No one receives a harsher assessment in the New Testament than the religious leaders of Jesus’ generation. Jesus excoriates the pious shepherds of his day labeling them “… brood of vipers … blind guides …whitened sepulchers. …”
In their case, Jesus did not shrink from breaking the bruised reed nor did he hesitate to squelch the smoldering wick. In a rare display of righteous anger, Jesus roundly denounced the scribes, the Pharisees, the priests and the rabbis of his day.
Jesus is simply taking his own words to heart: “From those to whom much is given, much will be demanded.” The religious leaders of Jesus’ community were the educated, respected, knowledgeable people of the day. These men knew the Scriptures by heart. They were familiar with all the arguments, pro and con, that arose in biblical discussion. They were zealously observant of the laws and traditions of their ancestors. And, although some might have catered to well-to-do widows, they were in most respects, morally good-living people. A number, like Gamaliel, were beyond reproach while others, like Simon, were attracted to Jesus’ ministry. Yet Jesus keenly and sadly perceived that something was missing in much of their otherwise honorable lifestyle. While these religious leaders were men of religious observance, they were lamentably short on spiritual insight.
The Scribes and Pharisees of Jesus’ day were great lovers of tradition. This is simply a kind way of noting that they were not given to profound thinking. They appreciated their traditions but they did not understand the deep meaning of their traditions. While they knew and practiced every jot and every tittle of the Old Law, they failed to grasp the spiritual meaning of these observances. They truly believed that God had spoken to them through the words and practices of their ancestors. Unfortunately, they viewed Jesus as an affront to these time-honored and treasured words and customs rather than appreciating him as the very fulfillment of everything the Hebrew Scriptures and rabbinic practices proposed. In their observance what should have been liturgy became mere ritual. What should have been prayer became plain platitudes. What should have been enlightening became simply informative. They lived on the surface of their religion rather than penetrating to its depths. Like the unreliable son in today’s Gospel passage, their lips said, “Yes,” but their actions failed to support their words.
Most readers, perhaps all the readers, of the Rhode Island Catholic should take the sad example of the Scribes and Pharisees to heart. Like these religious observers of Jesus’ day, most subscribers to this weekly newspaper are educated in their religion. Many were taught by the “good sisters” in their parish schools. Many went to LaSalle or Mount St. Charles or St. Xavier’s. Some possibly attended Providence College or Salve Regina. Let’s hope that all of us are faithful to Sunday Mass, the occasional confession and a few other pious observances. In other words, most readers of “The Quiet Corner” are good, practicing Catholics. It is precisely because our Catholic traditions have become second nature to us that each of us has the duty, the obligation, the responsibility, to examine the deep recesses of our faith.
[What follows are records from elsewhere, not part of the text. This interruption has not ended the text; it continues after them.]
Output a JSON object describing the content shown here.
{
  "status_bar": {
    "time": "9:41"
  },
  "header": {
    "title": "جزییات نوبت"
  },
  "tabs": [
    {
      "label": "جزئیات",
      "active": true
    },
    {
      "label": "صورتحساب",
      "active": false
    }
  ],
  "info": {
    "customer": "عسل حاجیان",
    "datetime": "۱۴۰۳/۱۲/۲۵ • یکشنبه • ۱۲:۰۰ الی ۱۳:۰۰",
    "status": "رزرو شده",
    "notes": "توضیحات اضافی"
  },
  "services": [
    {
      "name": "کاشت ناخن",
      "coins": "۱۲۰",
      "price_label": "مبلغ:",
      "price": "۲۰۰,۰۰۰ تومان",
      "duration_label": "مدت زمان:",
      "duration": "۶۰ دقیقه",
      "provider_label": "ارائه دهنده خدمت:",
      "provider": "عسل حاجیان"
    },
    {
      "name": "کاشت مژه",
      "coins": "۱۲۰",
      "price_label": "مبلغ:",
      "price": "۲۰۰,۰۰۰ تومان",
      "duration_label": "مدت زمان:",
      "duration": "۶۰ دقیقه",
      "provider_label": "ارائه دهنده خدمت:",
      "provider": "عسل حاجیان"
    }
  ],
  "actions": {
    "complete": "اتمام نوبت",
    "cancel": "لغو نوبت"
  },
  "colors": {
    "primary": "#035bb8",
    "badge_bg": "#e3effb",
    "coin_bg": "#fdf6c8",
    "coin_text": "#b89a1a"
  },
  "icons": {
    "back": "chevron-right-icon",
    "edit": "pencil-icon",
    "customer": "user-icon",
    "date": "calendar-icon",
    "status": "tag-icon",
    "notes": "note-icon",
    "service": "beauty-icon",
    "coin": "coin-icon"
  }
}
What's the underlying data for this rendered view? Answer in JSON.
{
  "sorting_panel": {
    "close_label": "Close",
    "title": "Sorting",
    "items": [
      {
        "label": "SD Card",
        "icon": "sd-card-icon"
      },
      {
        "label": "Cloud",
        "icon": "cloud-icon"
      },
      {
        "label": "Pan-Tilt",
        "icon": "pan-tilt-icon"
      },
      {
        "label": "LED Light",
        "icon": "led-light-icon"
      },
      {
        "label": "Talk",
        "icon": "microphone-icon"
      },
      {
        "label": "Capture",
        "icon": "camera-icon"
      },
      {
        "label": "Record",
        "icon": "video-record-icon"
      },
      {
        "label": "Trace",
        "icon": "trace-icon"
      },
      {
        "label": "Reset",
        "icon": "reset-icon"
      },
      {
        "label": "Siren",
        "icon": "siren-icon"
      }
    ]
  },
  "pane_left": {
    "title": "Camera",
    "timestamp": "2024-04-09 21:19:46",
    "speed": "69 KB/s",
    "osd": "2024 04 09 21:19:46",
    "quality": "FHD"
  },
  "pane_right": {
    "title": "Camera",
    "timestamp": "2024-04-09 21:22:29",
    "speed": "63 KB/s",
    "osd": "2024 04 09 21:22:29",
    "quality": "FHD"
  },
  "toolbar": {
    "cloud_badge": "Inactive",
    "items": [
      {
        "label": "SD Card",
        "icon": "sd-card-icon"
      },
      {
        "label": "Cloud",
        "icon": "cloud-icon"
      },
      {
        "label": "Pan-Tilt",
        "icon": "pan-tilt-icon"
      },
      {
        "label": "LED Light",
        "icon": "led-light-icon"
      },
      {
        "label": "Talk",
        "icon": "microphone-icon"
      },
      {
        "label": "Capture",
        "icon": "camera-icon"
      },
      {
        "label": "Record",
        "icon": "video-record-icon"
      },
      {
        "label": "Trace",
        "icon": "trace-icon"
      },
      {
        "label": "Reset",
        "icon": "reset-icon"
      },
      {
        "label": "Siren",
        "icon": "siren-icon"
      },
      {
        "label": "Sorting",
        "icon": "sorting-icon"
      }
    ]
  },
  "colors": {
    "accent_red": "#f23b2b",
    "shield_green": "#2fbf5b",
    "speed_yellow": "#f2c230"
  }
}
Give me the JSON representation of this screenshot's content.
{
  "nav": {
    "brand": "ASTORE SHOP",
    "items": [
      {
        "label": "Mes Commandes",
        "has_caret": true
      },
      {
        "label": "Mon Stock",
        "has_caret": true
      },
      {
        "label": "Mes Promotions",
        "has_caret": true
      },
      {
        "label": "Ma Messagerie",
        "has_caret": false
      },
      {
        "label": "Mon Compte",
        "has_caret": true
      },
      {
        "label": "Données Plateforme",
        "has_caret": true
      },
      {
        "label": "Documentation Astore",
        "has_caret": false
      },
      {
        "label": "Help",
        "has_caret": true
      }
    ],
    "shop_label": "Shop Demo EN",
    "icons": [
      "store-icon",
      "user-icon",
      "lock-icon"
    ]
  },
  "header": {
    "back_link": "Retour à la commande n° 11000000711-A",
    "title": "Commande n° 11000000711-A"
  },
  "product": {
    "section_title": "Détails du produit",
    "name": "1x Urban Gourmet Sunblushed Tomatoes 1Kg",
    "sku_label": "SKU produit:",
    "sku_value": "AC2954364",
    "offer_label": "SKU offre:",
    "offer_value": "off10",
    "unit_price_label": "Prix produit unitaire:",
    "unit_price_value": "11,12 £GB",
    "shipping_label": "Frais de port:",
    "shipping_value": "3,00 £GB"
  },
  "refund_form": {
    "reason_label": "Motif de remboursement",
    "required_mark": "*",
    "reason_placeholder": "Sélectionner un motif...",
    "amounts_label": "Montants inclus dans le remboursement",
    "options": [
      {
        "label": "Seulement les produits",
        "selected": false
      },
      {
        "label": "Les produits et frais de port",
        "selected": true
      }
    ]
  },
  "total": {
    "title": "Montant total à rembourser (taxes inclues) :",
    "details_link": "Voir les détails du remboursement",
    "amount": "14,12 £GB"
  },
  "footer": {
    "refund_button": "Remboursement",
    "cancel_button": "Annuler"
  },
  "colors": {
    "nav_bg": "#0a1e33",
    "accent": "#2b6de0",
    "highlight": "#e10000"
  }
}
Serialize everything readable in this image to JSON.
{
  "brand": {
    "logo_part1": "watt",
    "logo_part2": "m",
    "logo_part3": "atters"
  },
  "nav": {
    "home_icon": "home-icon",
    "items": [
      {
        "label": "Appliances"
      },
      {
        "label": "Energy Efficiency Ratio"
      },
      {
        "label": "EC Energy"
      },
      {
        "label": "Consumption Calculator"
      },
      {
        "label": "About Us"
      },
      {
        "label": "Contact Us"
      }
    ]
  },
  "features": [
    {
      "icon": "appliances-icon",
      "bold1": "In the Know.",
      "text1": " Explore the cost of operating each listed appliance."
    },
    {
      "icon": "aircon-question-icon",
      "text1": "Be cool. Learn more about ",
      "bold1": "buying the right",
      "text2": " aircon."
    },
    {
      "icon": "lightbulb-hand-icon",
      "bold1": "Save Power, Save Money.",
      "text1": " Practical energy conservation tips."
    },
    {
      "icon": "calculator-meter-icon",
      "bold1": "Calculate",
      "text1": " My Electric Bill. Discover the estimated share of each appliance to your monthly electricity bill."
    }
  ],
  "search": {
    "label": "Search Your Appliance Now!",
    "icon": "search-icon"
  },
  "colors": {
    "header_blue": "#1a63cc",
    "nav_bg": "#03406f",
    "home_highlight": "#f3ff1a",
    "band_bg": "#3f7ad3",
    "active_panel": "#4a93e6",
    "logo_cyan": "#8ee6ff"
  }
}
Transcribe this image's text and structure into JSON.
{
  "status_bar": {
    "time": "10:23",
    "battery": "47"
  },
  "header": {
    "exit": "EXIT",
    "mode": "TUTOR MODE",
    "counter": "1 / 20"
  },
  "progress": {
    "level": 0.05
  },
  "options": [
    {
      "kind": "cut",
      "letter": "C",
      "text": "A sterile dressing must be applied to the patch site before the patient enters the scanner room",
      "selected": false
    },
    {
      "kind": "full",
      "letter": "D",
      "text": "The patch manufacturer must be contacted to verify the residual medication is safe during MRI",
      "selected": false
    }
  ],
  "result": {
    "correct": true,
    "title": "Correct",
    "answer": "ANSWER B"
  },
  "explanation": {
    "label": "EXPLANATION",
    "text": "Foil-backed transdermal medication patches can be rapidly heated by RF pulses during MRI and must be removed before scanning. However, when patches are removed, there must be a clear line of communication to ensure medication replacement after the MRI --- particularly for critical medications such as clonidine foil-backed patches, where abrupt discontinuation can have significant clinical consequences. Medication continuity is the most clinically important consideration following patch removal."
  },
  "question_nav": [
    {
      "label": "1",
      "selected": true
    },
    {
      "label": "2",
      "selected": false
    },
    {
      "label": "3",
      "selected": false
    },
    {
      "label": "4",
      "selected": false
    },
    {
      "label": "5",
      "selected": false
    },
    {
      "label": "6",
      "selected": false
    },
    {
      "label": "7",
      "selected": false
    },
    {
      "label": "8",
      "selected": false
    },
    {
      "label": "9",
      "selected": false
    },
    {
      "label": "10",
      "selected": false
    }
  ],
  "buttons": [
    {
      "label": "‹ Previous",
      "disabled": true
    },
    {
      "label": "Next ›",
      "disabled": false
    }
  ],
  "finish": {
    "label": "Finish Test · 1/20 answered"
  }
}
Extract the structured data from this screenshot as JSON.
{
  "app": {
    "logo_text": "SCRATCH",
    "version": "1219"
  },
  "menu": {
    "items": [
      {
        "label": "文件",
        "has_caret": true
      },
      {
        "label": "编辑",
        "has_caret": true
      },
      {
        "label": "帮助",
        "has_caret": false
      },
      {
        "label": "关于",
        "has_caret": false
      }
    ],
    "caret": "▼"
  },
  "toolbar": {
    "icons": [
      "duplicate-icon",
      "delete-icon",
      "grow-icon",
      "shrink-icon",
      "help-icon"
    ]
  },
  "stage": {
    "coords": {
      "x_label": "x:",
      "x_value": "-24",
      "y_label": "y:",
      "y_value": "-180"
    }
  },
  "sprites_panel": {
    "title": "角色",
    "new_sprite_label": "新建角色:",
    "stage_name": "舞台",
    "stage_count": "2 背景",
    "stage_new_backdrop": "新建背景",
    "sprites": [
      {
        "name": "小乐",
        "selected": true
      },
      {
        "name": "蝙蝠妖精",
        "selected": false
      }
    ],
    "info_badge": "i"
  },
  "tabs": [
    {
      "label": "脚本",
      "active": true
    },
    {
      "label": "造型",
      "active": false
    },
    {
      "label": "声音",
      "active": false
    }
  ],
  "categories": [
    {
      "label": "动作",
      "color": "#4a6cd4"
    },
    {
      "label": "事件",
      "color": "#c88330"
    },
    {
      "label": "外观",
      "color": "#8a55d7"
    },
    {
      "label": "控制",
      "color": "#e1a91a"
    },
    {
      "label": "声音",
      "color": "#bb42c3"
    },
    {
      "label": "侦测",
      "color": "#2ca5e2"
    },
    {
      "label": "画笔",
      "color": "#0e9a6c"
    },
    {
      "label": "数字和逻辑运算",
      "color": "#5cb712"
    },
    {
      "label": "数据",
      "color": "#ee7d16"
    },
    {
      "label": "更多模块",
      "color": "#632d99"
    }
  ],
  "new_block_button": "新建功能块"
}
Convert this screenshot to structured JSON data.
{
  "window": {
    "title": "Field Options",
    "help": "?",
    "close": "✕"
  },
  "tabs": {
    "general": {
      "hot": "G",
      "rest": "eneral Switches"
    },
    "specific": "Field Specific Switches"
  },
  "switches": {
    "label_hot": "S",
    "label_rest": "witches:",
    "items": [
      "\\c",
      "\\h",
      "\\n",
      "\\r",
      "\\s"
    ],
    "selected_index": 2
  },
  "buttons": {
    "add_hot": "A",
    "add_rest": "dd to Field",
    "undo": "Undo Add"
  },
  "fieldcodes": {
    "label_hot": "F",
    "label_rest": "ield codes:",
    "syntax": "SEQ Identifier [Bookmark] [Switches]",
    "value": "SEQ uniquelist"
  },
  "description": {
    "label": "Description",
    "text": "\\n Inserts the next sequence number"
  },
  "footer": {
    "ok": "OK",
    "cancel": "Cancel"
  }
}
Good Catholics who are very much involved in church activities have to make especially sure that their religion is a true expression of supernatural faith and not just a comfortable hobby that keeps them busy and engaged and sometimes even entertained. This was the error of the Scribes and Pharisees of Jesus’ day. Their religion became merely a comfort for them rather than a challenge to them.
And when Jesus did challenge them to take a second look at their treasured teachings, they dismissed him as a rabble rouser and an upstart. They failed to see that faith is both ever-ancient and ever-new. They should have constantly re-examined their religious convictions making sure that they reflected the truth and did not merely re-affirm routine.
Because the tax collectors and prostitutes of Jesus’ day had no deeply held religious principles, they were not threatened by the preaching of Jesus. They welcomed his words as redeeming and liberating. Sadly, those who already treasured their beliefs could not accept the new slant Jesus was proposing for their enlightenment. They wanted their creed to be confirmed, not challenged.